Kisah Kuda Pacu Bernama Thanksgiving

americanwarmblood – Tahun itu putri Hirsch, Mary, membuat sejarah pacuan kuda sendiri. Dia adalah wanita pertama di negara yang memiliki lisensi untuk melatih kuda pacuan ras murni. Mary tumbuh di sekitar kuda, secara alami, dan mengendarai pelompat sebelum memutuskan untuk mencoba tangannya di pelatihan. Pemilik dengan senang hati menyerahkan kuda kepadanya meskipun ada bias terhadap jenis kelaminnya karena, menurut New York Times , “ayahnya cukup memikirkan penilaiannya untuk berkonsultasi dengannya.”

Baca juga : Kemampuan Kuda Sky Beauty Membuat Anda Terpesona

Salah satu pemilik yang tidak memiliki bias seperti itu adalah Anne Corning, istri Anggota Kongres Parker Corning dari keluarga Corning yang kuat secara politik di bagian utara New York. Parker adalah penggemar pacuan kuda dan memiliki sejumlah kuda yang dia pelihara atas nama istrinya. Anne mengembangkan gairah untuk olahraga itu sendiri, mengambil minat aktif di dalamnya dan karir mereka di trek. Mrs Corning meminta Mary Hirsch untuk melatih salah satu kuda mereka, seekor keledai teluk bernama Thanksgiving.

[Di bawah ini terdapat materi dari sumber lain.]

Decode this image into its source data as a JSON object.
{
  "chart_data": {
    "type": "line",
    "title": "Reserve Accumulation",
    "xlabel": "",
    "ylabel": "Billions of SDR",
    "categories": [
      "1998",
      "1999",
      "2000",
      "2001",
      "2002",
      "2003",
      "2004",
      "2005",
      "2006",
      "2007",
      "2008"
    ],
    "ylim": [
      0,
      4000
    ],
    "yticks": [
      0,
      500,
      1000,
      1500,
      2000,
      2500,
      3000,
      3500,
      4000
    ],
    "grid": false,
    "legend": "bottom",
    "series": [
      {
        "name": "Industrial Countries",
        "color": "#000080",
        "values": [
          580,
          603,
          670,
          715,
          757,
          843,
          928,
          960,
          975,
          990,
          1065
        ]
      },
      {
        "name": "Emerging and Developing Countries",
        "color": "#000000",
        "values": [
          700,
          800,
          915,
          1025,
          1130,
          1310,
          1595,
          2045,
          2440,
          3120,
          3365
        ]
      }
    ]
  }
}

Mereka mengadakan Thanksgiving dengan kuda-kuda Max Hirsch di Saratoga pada musim panas 1937 sebagai persiapan untuk memulai musimnya yang berusia 2 tahun. Juli itu, sebelum awal pertemuan, badai petir mendatangkan malapetaka di gudang, menyerang beberapa kuda, termasuk Thanksgiving. Max Hirsch merasakan petir menyambar kakinya saat dia duduk di dapurnya dekat gudang makan siang. Dia melihat ke arah koki, yang telah pingsan. Hirsch tahu apa yang terjadi dan melompat dari meja dan berlari ke gudang. Ketika dia tiba, dia melihat kuda-kudanya tersandung; beberapa jatuh. Thanksgiving adalah di tanah dan keluar dingin.

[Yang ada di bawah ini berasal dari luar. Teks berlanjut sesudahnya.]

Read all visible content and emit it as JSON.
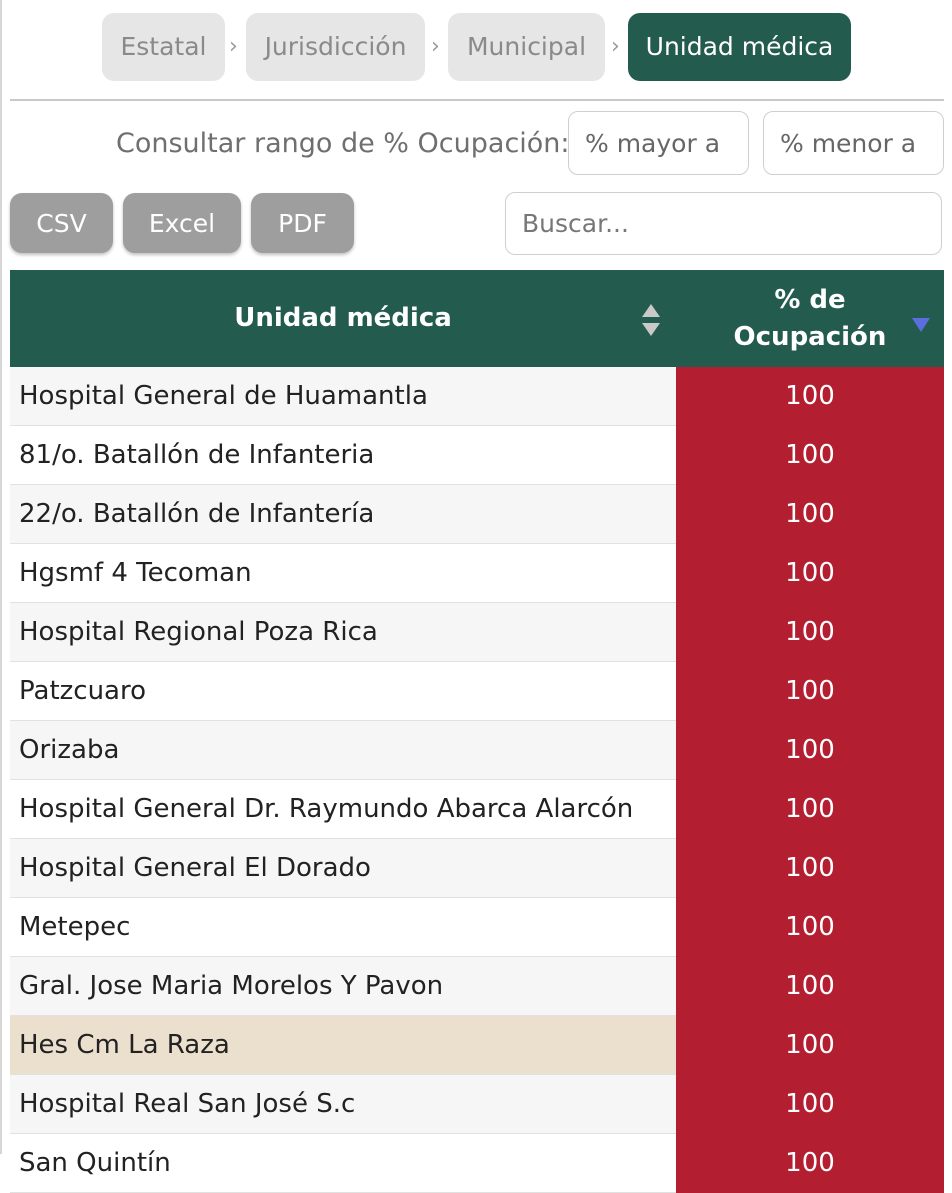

Thanksgiving akan memulihkan diri dari sambaran petir dan berhasil mencapai trek musim panas itu, dan bahkan menunjukkan sedikit janji sebagai anak berusia 2 tahun, memenangkan dua dari lima start, termasuk sprint di trek berlumpur yang dia menangkan dengan empat panjang. Tapi saat berusia 3 tahun dia berjuang, tidak memenangkan satu balapan pun pada bulan Juni. Dia tidak berkompetisi di salah satu balapan Triple Crown, melainkan berlari di balapan di Pantai Timur di trek New York saat bintang berusia 3 tahun itu saling mengejar di seluruh negeri dalam balapan Kelas 1. Meskipun tidak menang, Thanksgiving mengangkat alis. Joe Palmer mendaftarkan Thanksgiving di antara kuda terbaik tahun ini. Elizabeth Grinnell setuju, menulis di Country Life and the Sportsman, “Meskipun dia mungkin bukan yang tercepat, saya pikir Thanksgiving mungkin yang paling menarik. Dalam waktu lima minggu, kuda jantan teluk bertubuh kecil ini,

Itu benar. Thanksgiving berada di urutan ketiga dalam Yankee Handicap di Suffolk Downs, tetapi dengan kecepatan yang menyamai rekor trek, yang dipecahkan oleh pemenang lomba, Cravat. Pada bulan Juli, di Empire City Handicap di Yonkers, NY, Thanksgiving berpacu melawan Stagehand, salah satu kuda paling populer di negara ini, dan pemenang Santa Anita Derby. Stagehand memenangkan perlombaan itu, tetapi Thanksgiving hanya setengah panjang di belakangnya, dan kedua kuda memecahkan rekor. Kemudian di Butler Handicap, kali ini melawan kuda yang lebih tua, Thanksgiving akan mengalahkan semua anak berusia 3 tahun lainnya dalam perlombaan tetapi kalah jauh dari pemenangnya, Esposa. Sekali lagi, tiga finis teratas semuanya memecahkan rekor trek sebelumnya. Kemudian pada akhir Juli di Saratoga, Mary Hirsch sekali lagi akan memasuki Thanksgiving dalam perlombaan cacat melawan kuda yang lebih tua, Legiun Amerika. Pemenang lomba itu, Airflame, memecahkan rekor yang sudah bertahan selama 18 tahun. Thanksgiving, yang menyelesaikan bob kepala di belakang Airflame yang lebih tua, akan memecahkan rekor juga, tetapi sekali lagi kehilangan lingkaran pemenang.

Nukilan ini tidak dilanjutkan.